La rettrice, da parte sua, si dice sorpresa dalla polemica. La documentazione disponibile riporta il suo stupore per la piega presa dalla discussione, senza ulteriori chiarimenti. Una distanza evidente tra intenzione e percezione, che racconta bene il clima politico in cui si inseriscono queste parole: un equilibrio sottile fra il diritto di esprimere preoccupazioni legittime — come farebbe qualunque genitore — e il rischio di trasformare un’osservazione personale in un giudizio che pesa sull’intera comunità.

Il nodo è quello che Torino conosce da anni: la tensione tra sicurezza reale, sicurezza percepita e narrazione dei quartieri popolari. Dire che un’area presenta criticità non è di per sé un tabù. Ma quando a farlo è una figura istituzionale, soprattutto legata al mondo universitario, il confine tra analisi e stigmatizzazione si assottiglia. Senza dati puntuali — che non sono stati forniti nel corso della Commissione — il dibattito rischia di scivolare sul terreno della percezione, finendo per rafforzare categorie semplificate che spesso non descrivono la complessità dei territori.

Questo episodio evidenzia un problema che riguarda diversi livelli istituzionali: la qualità del discorso pubblico. Università, sindacati, partiti e amministrazione condividono la responsabilità di raccontare la città senza comprimere realtà diverse dentro formule rigide. Il linguaggio non annulla i problemi, ma può amplificarli o ridurli. Può indicare una direzione oppure isolare un luogo. Ed è proprio questa la ragione per cui il caso scoppiato a Torino non è un semplice incidente verbale: è il segnale di quanto sia difficile oggi, soprattutto quando si parla di periferie urbane, trovare parole che non cancellino i problemi ma non indeboliscano chi quei quartieri li vive ogni giorno.

Nel merito, restano da chiarire due punti: quali elementi concreti abbiano portato la rettrice a formulare quel giudizio e come l’Università intenda rapportarsi con un territorio che ospita una comunità studentesca ampia e diversificata.

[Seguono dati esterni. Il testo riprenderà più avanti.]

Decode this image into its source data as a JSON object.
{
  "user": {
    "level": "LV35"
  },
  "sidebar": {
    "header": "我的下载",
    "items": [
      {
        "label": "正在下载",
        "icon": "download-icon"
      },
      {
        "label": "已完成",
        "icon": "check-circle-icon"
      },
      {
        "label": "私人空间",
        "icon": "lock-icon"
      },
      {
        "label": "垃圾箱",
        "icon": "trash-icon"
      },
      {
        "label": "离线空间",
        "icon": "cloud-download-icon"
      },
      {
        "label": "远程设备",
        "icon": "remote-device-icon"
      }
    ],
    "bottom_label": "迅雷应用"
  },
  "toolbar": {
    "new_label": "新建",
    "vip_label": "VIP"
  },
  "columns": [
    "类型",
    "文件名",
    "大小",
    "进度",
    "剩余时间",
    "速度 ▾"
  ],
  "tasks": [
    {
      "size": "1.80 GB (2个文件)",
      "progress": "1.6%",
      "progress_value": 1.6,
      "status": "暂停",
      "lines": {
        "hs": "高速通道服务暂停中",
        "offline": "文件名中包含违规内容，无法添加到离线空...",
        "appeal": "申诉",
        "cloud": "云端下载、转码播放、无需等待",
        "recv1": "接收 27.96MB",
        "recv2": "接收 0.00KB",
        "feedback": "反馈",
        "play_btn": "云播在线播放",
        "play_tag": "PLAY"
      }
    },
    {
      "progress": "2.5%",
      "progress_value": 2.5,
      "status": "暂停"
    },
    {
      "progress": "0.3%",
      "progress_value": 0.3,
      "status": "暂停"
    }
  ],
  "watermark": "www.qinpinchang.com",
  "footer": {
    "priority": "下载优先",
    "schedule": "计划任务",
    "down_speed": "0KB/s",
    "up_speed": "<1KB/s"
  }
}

Nel frattempo, la discussione prosegue nella distanza tra chi vede nelle sue parole un richiamo alla prudenza e chi, al contrario, le considera un messaggio corrosivo per un quartiere che da anni prova a ridefinire la propria identità.

La vicenda dimostra una cosa semplice: in una città che fatica a trovare una narrazione condivisa sui propri quartieri, le parole non restano mai isolate. E quando arrivano da un’istituzione, diventano immediatamente parte di una discussione più ampia di chi le ha pronunciate.